Terms as Tools for Practice, Not Just Definitions: Why We Build Conceptual Lexicons
Language is rarely neutral. Words and context travel together.
How we talk about our work, in what context, and with whom, is often just as important as how we deliver our work. For teams and organisations, it’s not enough to have a common vocabulary; it’s about developing a shared language that carries meaning, implications, and accountability.
Most organisations know this and look for ways to align how their teams speak about the work. The default solution is often a glossary: a reference resource of key terms and clear definitions, designed to get everyone “on the same page.”
But the challenge is: a glossary rarely supports the deeper work of alignment. Words don’t live in isolation. They carry histories, sector-wide baggage, and lived implications for the communities an organisation serves. A glossary might tell you what a word means - but not how it works.
That’s why, when one of our learning partners asked us to create a glossary, we proposed an alternative: a conceptual lexicon.
What Makes a Conceptual Lexicon Different from a Glossary?
Unlike a glossary, the conceptual lexicon is designed to:
Contextualise each definition by operationalising it within the organisations strategy, section positioning, and learning journey.
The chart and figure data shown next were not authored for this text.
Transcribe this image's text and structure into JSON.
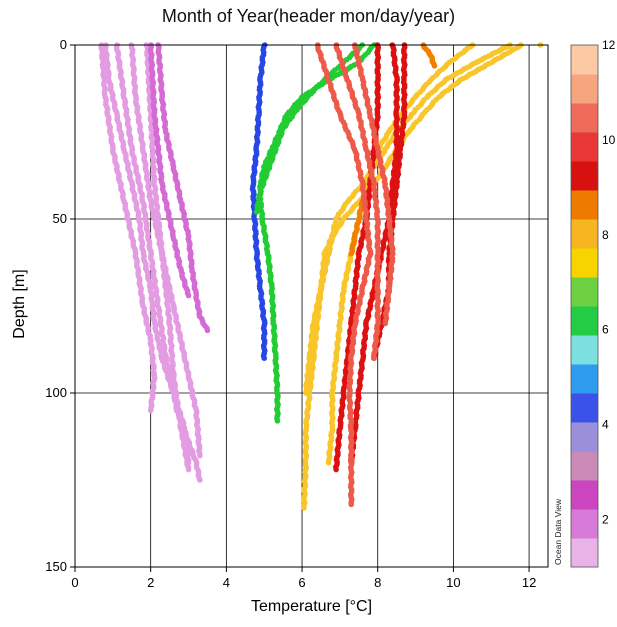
{
  "chart_data": {
    "type": "scatter",
    "title": "Month of Year(header mon/day/year)",
    "xlabel": "Temperature [°C]",
    "ylabel": "Depth [m]",
    "xlim": [
      0,
      12.5
    ],
    "ylim": [
      0,
      150
    ],
    "y_inverted": true,
    "x_ticks": [
      0,
      2,
      4,
      6,
      8,
      10,
      12
    ],
    "y_ticks": [
      0,
      50,
      100,
      150
    ],
    "grid": true,
    "colorbar": {
      "range": [
        1,
        12
      ],
      "ticks": [
        2,
        4,
        6,
        8,
        10,
        12
      ],
      "placement": "right",
      "colors": [
        "#e8b4e8",
        "#d77ad8",
        "#cc44c0",
        "#c98ab8",
        "#9a8fd8",
        "#3a52e8",
        "#2f9cf0",
        "#7de0e0",
        "#22cc44",
        "#6dd040",
        "#f6d400",
        "#f7b51f",
        "#ee7a00",
        "#d71010",
        "#e83838",
        "#f06a5a",
        "#f7a57e",
        "#fbc9a4"
      ]
    },
    "series": [
      {
        "month": 1.5,
        "color": "#e39be2",
        "points": [
          [
            0.8,
            0
          ],
          [
            0.9,
            10
          ],
          [
            1.1,
            20
          ],
          [
            1.3,
            30
          ],
          [
            1.5,
            40
          ],
          [
            1.7,
            50
          ],
          [
            1.8,
            60
          ],
          [
            2.0,
            70
          ],
          [
            2.1,
            80
          ],
          [
            2.3,
            90
          ],
          [
            2.6,
            100
          ],
          [
            2.9,
            110
          ],
          [
            3.0,
            120
          ]
        ]
      },
      {
        "month": 1.5,
        "color": "#e39be2",
        "points": [
          [
            1.1,
            0
          ],
          [
            1.3,
            15
          ],
          [
            1.5,
            30
          ],
          [
            1.8,
            45
          ],
          [
            2.0,
            60
          ],
          [
            2.2,
            75
          ],
          [
            2.4,
            90
          ],
          [
            2.7,
            105
          ],
          [
            3.2,
            120
          ],
          [
            3.3,
            125
          ]
        ]
      },
      {
        "month": 1.5,
        "color": "#e39be2",
        "points": [
          [
            0.7,
            0
          ],
          [
            0.8,
            15
          ],
          [
            1.0,
            30
          ],
          [
            1.3,
            45
          ],
          [
            1.6,
            60
          ],
          [
            1.8,
            75
          ],
          [
            2.0,
            85
          ],
          [
            2.1,
            95
          ],
          [
            2.0,
            105
          ]
        ]
      },
      {
        "month": 1.5,
        "color": "#e39be2",
        "points": [
          [
            1.5,
            0
          ],
          [
            1.6,
            15
          ],
          [
            1.8,
            30
          ],
          [
            2.0,
            45
          ],
          [
            2.3,
            60
          ],
          [
            2.6,
            75
          ],
          [
            2.9,
            90
          ],
          [
            3.2,
            105
          ],
          [
            3.3,
            118
          ]
        ]
      },
      {
        "month": 1.5,
        "color": "#e39be2",
        "points": [
          [
            1.9,
            0
          ],
          [
            2.0,
            20
          ],
          [
            2.1,
            40
          ],
          [
            2.3,
            60
          ],
          [
            2.5,
            80
          ],
          [
            2.6,
            95
          ],
          [
            2.8,
            110
          ],
          [
            3.0,
            122
          ]
        ]
      },
      {
        "month": 2.2,
        "color": "#d46ad3",
        "points": [
          [
            2.2,
            0
          ],
          [
            2.3,
            15
          ],
          [
            2.4,
            25
          ],
          [
            2.6,
            35
          ],
          [
            2.8,
            45
          ],
          [
            3.0,
            55
          ],
          [
            3.1,
            65
          ],
          [
            3.2,
            72
          ],
          [
            3.3,
            78
          ],
          [
            3.5,
            82
          ]
        ]
      },
      {
        "month": 2.2,
        "color": "#d46ad3",
        "points": [
          [
            2.0,
            0
          ],
          [
            2.1,
            20
          ],
          [
            2.3,
            40
          ],
          [
            2.6,
            55
          ],
          [
            2.8,
            65
          ],
          [
            3.0,
            72
          ]
        ]
      },
      {
        "month": 5.0,
        "color": "#2747e6",
        "points": [
          [
            5.0,
            0
          ],
          [
            4.9,
            10
          ],
          [
            4.85,
            20
          ],
          [
            4.8,
            30
          ],
          [
            4.7,
            40
          ],
          [
            4.75,
            50
          ],
          [
            4.8,
            60
          ],
          [
            4.9,
            70
          ],
          [
            5.0,
            80
          ],
          [
            5.0,
            90
          ]
        ]
      },
      {
        "month": 6.8,
        "color": "#22cc33",
        "points": [
          [
            7.9,
            0
          ],
          [
            7.5,
            5
          ],
          [
            6.7,
            10
          ],
          [
            6.0,
            15
          ],
          [
            5.6,
            20
          ],
          [
            5.4,
            25
          ],
          [
            5.2,
            30
          ],
          [
            5.0,
            35
          ],
          [
            4.9,
            40
          ],
          [
            4.9,
            45
          ],
          [
            4.95,
            50
          ],
          [
            5.1,
            60
          ],
          [
            5.2,
            70
          ],
          [
            5.25,
            80
          ],
          [
            5.3,
            90
          ],
          [
            5.35,
            100
          ],
          [
            5.35,
            108
          ]
        ]
      },
      {
        "month": 6.8,
        "color": "#22cc33",
        "points": [
          [
            7.6,
            0
          ],
          [
            7.0,
            6
          ],
          [
            6.4,
            12
          ],
          [
            5.9,
            18
          ],
          [
            5.5,
            24
          ],
          [
            5.3,
            30
          ],
          [
            5.1,
            36
          ],
          [
            4.9,
            42
          ],
          [
            4.8,
            48
          ]
        ]
      },
      {
        "month": 7.8,
        "color": "#f8c52a",
        "points": [
          [
            11.8,
            0
          ],
          [
            11.0,
            5
          ],
          [
            10.2,
            10
          ],
          [
            9.6,
            15
          ],
          [
            9.2,
            20
          ],
          [
            8.8,
            25
          ],
          [
            8.5,
            30
          ],
          [
            8.2,
            35
          ],
          [
            7.9,
            40
          ],
          [
            7.5,
            45
          ],
          [
            7.1,
            50
          ],
          [
            6.8,
            55
          ],
          [
            6.6,
            60
          ],
          [
            6.5,
            70
          ],
          [
            6.4,
            80
          ],
          [
            6.3,
            90
          ],
          [
            6.2,
            100
          ],
          [
            6.1,
            110
          ],
          [
            6.1,
            120
          ],
          [
            6.05,
            133
          ]
        ]
      },
      {
        "month": 7.8,
        "color": "#f8c52a",
        "points": [
          [
            11.5,
            0
          ],
          [
            10.6,
            5
          ],
          [
            9.8,
            10
          ],
          [
            9.3,
            15
          ],
          [
            8.9,
            20
          ],
          [
            8.5,
            25
          ],
          [
            8.2,
            30
          ],
          [
            7.9,
            35
          ],
          [
            7.6,
            40
          ],
          [
            7.2,
            45
          ],
          [
            6.9,
            50
          ],
          [
            6.7,
            60
          ],
          [
            6.5,
            70
          ],
          [
            6.3,
            80
          ],
          [
            6.2,
            90
          ],
          [
            6.1,
            100
          ]
        ]
      },
      {
        "month": 7.8,
        "color": "#f8c52a",
        "points": [
          [
            10.5,
            0
          ],
          [
            9.9,
            5
          ],
          [
            9.4,
            10
          ],
          [
            9.0,
            15
          ],
          [
            8.6,
            20
          ],
          [
            8.3,
            25
          ],
          [
            8.0,
            30
          ],
          [
            7.7,
            40
          ],
          [
            7.5,
            50
          ],
          [
            7.3,
            60
          ],
          [
            7.1,
            70
          ],
          [
            7.0,
            80
          ],
          [
            6.9,
            90
          ],
          [
            6.8,
            100
          ],
          [
            6.8,
            110
          ],
          [
            6.7,
            120
          ]
        ]
      },
      {
        "month": 7.8,
        "color": "#f8c52a",
        "points": [
          [
            12.3,
            0
          ]
        ]
      },
      {
        "month": 8.6,
        "color": "#f07f00",
        "points": [
          [
            9.2,
            0
          ],
          [
            9.4,
            3
          ],
          [
            9.5,
            6
          ]
        ]
      },
      {
        "month": 8.6,
        "color": "#f07f00",
        "points": [
          [
            7.6,
            45
          ],
          [
            7.5,
            50
          ],
          [
            7.4,
            55
          ],
          [
            7.3,
            60
          ]
        ]
      },
      {
        "month": 10.3,
        "color": "#dd1111",
        "points": [
          [
            8.4,
            0
          ],
          [
            8.5,
            10
          ],
          [
            8.5,
            20
          ],
          [
            8.5,
            30
          ],
          [
            8.4,
            40
          ],
          [
            8.3,
            50
          ],
          [
            8.1,
            60
          ],
          [
            7.9,
            70
          ],
          [
            7.7,
            80
          ],
          [
            7.6,
            90
          ],
          [
            7.5,
            100
          ],
          [
            7.4,
            110
          ],
          [
            7.3,
            120
          ]
        ]
      },
      {
        "month": 10.3,
        "color": "#dd1111",
        "points": [
          [
            8.0,
            0
          ],
          [
            8.0,
            10
          ],
          [
            8.0,
            20
          ],
          [
            7.9,
            30
          ],
          [
            7.8,
            40
          ],
          [
            7.7,
            50
          ],
          [
            7.5,
            60
          ],
          [
            7.4,
            70
          ],
          [
            7.3,
            80
          ],
          [
            7.2,
            90
          ],
          [
            7.1,
            100
          ],
          [
            7.0,
            110
          ],
          [
            6.9,
            122
          ]
        ]
      },
      {
        "month": 10.3,
        "color": "#dd1111",
        "points": [
          [
            8.7,
            0
          ],
          [
            8.7,
            10
          ],
          [
            8.7,
            20
          ],
          [
            8.6,
            30
          ],
          [
            8.5,
            40
          ],
          [
            8.4,
            50
          ],
          [
            8.3,
            60
          ],
          [
            8.3,
            70
          ],
          [
            8.1,
            80
          ],
          [
            7.9,
            90
          ]
        ]
      },
      {
        "month": 11.0,
        "color": "#ee5a4a",
        "points": [
          [
            6.4,
            0
          ],
          [
            6.7,
            10
          ],
          [
            7.0,
            20
          ],
          [
            7.4,
            30
          ],
          [
            7.6,
            40
          ],
          [
            7.7,
            50
          ],
          [
            7.8,
            60
          ],
          [
            7.6,
            70
          ],
          [
            7.4,
            80
          ],
          [
            7.3,
            90
          ],
          [
            7.25,
            100
          ],
          [
            7.3,
            110
          ],
          [
            7.3,
            120
          ],
          [
            7.3,
            132
          ]
        ]
      },
      {
        "month": 11.0,
        "color": "#ee5a4a",
        "points": [
          [
            6.9,
            0
          ],
          [
            7.2,
            10
          ],
          [
            7.5,
            20
          ],
          [
            7.7,
            30
          ],
          [
            7.9,
            40
          ],
          [
            8.0,
            50
          ],
          [
            8.0,
            60
          ],
          [
            8.0,
            70
          ],
          [
            8.0,
            80
          ],
          [
            7.9,
            90
          ]
        ]
      },
      {
        "month": 11.0,
        "color": "#ee5a4a",
        "points": [
          [
            7.4,
            0
          ],
          [
            7.6,
            10
          ],
          [
            7.8,
            20
          ],
          [
            8.0,
            30
          ],
          [
            8.2,
            40
          ],
          [
            8.3,
            50
          ],
          [
            8.4,
            60
          ],
          [
            8.3,
            70
          ],
          [
            8.2,
            80
          ]
        ]
      }
    ]
  },
  "watermark": "Ocean Data View"
}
Surface practice implications, highlighting the possibilities and risks associated with applying or misapplying terms, particularly in contexts where equitable and participatory approaches are used with community organisations.
Enable the application of a shared language by providing a framework around which teams can align and know what the term means in their everyday work.
How We Built It
To build this conceptual lexicon for our partner, we established our primary data sources for meaning making:
Sector-wide literature: we analysed salient academic, grey, and practice-based writing to map definitions and applications.
Internal documents: we used qualitative data analysis software to code and track language use patterns across our partner’s strategic and programmatic documentation.
Meaning making from workshop insights: we conducted a thematic analysis of transcripts and notes from workshops conducted during the duration of the learning partnership, for contextual usage and themes.
From this, we generated a long list of terms, then refined it in dialogue with our partner to focus on those most relevant to their needs and existing assets.
What Each Entry Includes
Each term in the conceptual lexicon has four elements:
Sector definition: what is used in organisations in the same sector, thought leaders and wider literature and practice.
Examples in the partner organisation: illustrative examples of how the term surfaced in documents and conversation during the learning partnership.
Implications: the possibilities and challenges resulting from the differences in sector definitions and partner usage, and our perspective on alignment related to usage.
Comparatives: related terms and distinctions that matter (e.g. “accountability” vs. “responsibility”).
Why It Matters
By building a conceptual lexicon instead of a glossary, we helped our partner see language as both a tool and a terrain of movement. It also empowers them to decide where and how they may want to shift how they communicate their work, both internally, and to their peers in the wider ecosystem.
The result for our learning partner wasn’t just clarity of definition. It was a living resource that will help delivery teams and decision-makers reflect, align, and act with greater intentionality.
Because our work at Quotidian Strategies is about examining the everydayness of phenomena within, how lived experiences and practices are shaped and articulated over time, we believe, words should not only be defined, they should be operationalised.
A conceptual lexicon helps organisations move beyond “what does this term mean?” to “what does this term do in our work, and how do we use it responsibly?”
It’s a small shift with significant impact: from static reference material to a dynamic tool for organisational learning.